By: Ainsley Ellison ’22
A migraine is characterized as severe head pain. People who suffer from migraines may experience a variety of symptoms, including nausea and sensitivity to light and sound. About 12 to 14% of the world’s population, around 1 billion people, suffer from migraine headaches. Over ¾ of these people have at least one migraine per month and ½ of migraine sufferers feel the pain during the attacks to be debilitating. CGRP is a protein which is released during migraine attacks that causes the pain.
Currently, the most common medicines for migraine treatment are triptan drugs. This category of drugs target serotonin receptors, which decrease inflammation and constrict blood vessels. While triptan drugs are effective for some, for others the side effects are highly unpleasant. In addition to the side effects, the constriction of blood vessels makes the drugs dangerous to people with cardiovascular disease, or CVD. However, a new category of drugs, called gepants, may be an option for those who cannot take triptan. Gepants target the pathway for CGRP so it cannot be released.

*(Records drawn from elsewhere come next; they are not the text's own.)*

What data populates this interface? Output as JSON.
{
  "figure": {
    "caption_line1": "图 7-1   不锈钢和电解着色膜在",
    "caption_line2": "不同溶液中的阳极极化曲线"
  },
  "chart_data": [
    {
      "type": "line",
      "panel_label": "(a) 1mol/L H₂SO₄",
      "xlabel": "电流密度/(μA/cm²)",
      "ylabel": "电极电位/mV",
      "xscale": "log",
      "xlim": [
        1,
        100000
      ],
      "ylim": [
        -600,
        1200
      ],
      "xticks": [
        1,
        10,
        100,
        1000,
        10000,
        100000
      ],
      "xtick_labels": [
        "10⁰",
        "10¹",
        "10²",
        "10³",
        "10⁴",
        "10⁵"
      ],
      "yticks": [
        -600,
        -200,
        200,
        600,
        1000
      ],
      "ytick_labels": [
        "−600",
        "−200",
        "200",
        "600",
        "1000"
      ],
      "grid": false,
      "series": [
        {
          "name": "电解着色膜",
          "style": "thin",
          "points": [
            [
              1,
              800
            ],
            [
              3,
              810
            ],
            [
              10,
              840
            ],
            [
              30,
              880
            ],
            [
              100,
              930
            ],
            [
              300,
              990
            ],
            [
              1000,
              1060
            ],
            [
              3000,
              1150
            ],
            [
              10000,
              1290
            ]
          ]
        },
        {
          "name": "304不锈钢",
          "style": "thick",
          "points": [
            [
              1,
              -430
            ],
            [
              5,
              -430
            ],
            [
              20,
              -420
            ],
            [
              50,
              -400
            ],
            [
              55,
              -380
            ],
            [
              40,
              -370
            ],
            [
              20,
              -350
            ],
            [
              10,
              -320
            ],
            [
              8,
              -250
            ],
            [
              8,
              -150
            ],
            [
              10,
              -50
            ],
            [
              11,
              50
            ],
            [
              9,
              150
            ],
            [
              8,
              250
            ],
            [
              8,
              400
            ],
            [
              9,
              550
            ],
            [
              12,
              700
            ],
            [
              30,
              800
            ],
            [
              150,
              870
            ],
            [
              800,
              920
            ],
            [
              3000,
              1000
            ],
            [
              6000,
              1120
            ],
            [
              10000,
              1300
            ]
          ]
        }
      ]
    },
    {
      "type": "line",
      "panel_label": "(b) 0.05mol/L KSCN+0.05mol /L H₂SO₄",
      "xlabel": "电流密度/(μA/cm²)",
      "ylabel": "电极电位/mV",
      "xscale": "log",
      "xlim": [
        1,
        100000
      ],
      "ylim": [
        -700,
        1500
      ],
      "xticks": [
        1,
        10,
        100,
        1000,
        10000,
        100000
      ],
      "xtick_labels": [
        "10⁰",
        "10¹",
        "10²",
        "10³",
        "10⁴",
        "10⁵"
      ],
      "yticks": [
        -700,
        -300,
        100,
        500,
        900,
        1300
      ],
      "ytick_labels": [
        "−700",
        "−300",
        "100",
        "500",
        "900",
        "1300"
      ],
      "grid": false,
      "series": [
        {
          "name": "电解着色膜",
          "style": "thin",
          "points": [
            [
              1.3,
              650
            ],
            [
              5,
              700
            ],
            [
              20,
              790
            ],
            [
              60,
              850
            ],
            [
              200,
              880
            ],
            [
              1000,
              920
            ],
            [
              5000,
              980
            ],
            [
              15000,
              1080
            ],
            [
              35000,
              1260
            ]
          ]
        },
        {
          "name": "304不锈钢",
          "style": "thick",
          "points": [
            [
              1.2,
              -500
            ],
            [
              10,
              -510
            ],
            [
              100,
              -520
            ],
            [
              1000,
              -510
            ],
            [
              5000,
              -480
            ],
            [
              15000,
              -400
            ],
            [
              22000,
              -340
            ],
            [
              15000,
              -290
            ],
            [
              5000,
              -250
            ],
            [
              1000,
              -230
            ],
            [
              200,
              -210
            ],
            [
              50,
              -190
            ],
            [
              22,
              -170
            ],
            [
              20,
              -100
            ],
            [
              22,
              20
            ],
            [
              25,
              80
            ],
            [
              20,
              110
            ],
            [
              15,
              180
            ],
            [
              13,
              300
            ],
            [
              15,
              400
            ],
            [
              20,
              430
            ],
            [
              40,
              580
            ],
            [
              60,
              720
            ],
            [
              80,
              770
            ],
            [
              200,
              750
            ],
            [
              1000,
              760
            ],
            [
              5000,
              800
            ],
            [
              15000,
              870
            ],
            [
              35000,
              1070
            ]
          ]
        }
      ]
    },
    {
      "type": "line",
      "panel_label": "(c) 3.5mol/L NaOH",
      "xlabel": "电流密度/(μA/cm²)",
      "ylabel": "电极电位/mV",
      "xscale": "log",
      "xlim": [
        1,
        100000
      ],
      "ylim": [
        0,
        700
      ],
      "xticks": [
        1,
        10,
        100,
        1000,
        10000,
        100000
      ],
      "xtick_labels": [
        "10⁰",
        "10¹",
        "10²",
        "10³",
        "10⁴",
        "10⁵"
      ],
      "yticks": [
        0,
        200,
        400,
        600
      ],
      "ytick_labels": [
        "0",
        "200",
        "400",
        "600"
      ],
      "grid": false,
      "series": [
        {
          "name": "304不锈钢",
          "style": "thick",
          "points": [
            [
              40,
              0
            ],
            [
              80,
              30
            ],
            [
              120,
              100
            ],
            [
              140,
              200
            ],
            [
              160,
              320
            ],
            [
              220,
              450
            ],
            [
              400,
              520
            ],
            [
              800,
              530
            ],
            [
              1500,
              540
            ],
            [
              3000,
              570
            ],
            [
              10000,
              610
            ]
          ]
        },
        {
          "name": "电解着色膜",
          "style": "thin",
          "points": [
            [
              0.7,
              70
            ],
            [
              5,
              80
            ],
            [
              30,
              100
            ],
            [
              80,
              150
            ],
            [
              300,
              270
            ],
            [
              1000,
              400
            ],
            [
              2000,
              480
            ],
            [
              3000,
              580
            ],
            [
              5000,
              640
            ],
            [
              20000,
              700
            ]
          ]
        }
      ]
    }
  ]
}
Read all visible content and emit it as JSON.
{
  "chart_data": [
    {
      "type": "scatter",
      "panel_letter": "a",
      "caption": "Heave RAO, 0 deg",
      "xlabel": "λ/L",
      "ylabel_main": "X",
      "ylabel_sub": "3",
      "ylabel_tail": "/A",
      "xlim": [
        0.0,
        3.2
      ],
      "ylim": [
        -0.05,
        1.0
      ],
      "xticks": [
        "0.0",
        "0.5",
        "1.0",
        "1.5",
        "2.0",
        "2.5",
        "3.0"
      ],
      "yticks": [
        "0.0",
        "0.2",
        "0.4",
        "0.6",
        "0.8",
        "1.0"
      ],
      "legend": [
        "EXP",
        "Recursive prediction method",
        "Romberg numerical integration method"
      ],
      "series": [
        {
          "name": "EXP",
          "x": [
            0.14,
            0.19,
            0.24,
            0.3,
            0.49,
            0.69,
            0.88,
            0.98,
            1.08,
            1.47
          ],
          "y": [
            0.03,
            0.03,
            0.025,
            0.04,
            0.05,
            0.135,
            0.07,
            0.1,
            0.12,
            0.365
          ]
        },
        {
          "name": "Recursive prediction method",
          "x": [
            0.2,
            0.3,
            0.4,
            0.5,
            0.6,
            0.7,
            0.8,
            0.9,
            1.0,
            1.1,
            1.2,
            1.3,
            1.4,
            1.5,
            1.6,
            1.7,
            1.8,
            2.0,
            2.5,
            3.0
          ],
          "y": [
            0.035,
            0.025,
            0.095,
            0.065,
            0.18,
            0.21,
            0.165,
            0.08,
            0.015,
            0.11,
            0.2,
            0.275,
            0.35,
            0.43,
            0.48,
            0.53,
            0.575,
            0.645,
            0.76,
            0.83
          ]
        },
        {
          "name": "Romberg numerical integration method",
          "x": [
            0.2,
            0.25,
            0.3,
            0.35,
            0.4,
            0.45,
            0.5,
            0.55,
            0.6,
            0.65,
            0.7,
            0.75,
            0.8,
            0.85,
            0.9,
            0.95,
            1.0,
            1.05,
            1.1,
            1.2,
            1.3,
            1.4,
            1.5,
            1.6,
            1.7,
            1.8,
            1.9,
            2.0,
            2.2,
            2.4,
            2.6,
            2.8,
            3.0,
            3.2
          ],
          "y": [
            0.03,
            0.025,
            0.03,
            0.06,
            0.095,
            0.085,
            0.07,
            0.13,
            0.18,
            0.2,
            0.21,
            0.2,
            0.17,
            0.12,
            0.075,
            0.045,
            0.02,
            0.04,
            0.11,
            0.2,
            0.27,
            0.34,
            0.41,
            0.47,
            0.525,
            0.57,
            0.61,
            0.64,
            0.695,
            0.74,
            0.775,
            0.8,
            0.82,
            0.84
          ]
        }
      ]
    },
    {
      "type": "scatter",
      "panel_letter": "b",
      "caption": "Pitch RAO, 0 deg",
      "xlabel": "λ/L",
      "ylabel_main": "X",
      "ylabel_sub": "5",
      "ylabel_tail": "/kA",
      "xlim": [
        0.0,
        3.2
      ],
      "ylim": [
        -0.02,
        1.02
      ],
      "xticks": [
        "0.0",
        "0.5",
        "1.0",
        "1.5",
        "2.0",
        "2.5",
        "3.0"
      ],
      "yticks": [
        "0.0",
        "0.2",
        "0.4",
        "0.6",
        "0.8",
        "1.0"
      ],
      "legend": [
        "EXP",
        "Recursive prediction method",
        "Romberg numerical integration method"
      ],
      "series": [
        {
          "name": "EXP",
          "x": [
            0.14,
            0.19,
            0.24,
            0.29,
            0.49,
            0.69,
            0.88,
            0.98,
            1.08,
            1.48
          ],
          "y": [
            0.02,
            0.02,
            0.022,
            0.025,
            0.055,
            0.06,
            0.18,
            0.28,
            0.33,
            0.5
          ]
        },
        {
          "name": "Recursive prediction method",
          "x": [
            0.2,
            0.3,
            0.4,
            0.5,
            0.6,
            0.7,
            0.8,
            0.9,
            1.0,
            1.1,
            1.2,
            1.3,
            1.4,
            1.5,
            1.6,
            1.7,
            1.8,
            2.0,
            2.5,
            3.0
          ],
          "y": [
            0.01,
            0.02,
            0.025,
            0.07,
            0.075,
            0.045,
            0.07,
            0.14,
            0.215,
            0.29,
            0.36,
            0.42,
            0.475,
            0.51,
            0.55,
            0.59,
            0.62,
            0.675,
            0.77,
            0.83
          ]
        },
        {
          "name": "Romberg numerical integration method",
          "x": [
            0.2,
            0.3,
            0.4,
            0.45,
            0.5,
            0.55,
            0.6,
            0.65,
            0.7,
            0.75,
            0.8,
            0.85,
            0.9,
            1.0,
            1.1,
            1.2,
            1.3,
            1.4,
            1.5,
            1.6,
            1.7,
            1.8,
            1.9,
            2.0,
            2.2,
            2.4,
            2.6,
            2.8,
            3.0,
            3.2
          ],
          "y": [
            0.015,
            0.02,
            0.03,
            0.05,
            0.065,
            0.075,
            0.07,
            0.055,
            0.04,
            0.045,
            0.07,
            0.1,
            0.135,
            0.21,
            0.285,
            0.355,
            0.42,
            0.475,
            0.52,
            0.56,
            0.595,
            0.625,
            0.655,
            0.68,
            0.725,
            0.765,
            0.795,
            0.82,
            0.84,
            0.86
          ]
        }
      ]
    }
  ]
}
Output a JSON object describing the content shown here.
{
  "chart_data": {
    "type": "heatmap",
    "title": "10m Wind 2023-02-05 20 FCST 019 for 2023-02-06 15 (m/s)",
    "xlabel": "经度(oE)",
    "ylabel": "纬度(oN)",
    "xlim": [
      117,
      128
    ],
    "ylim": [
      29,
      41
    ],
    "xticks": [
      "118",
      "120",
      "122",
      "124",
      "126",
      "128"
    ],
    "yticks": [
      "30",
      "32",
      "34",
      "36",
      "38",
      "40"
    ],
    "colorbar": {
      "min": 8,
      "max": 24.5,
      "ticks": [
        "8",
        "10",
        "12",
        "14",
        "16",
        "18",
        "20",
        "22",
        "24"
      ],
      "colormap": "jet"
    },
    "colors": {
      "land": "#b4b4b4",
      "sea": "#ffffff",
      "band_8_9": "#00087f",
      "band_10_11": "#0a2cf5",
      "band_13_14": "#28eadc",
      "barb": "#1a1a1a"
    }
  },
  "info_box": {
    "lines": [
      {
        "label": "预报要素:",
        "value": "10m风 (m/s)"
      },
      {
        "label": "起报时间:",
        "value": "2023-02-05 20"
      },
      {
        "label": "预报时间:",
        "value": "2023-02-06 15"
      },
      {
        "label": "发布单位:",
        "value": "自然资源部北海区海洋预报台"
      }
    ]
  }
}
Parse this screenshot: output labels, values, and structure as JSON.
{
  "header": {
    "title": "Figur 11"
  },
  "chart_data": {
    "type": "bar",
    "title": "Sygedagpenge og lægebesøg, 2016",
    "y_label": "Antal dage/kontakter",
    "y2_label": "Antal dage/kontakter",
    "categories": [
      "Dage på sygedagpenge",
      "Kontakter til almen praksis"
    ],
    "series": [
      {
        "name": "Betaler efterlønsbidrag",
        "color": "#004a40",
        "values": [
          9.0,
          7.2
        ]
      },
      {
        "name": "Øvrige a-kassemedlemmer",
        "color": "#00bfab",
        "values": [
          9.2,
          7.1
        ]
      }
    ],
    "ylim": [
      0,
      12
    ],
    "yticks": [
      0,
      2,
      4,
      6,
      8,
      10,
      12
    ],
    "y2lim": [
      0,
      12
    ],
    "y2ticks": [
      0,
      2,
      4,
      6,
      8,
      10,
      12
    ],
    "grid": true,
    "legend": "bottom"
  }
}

In a randomized, double-blind clinical trial done by The New England Journal of Medicine, over 1000 migraine sufferers were given either the gepant rimegepant or a placebo. The patients involved answered questions about their pain and symptoms before they took either the rimegepant or placebo. The pill was taken once pain during a migraine attack reached moderate to severe levels. 48 hours after the pill was taken, they answered the same questions.
This clinic trial was financed by the producer of rimegpant, Biohaven. Dr. Lipton is paid by and owns stock in Biohaven.
19.6% of the patients who took the rimegepant, compared to 12% of placebo patients, felt pain free after two hours. 37.6% of rimegepant patients were free from the worst symptom they experienced after two hours, while 25.2% were free in the placebo group. Minimal adverse effects were reported, including those with CVD.
Rimegepant’s initial trial had promising results after the preliminary trial. It is currently awaiting approval by the FDA.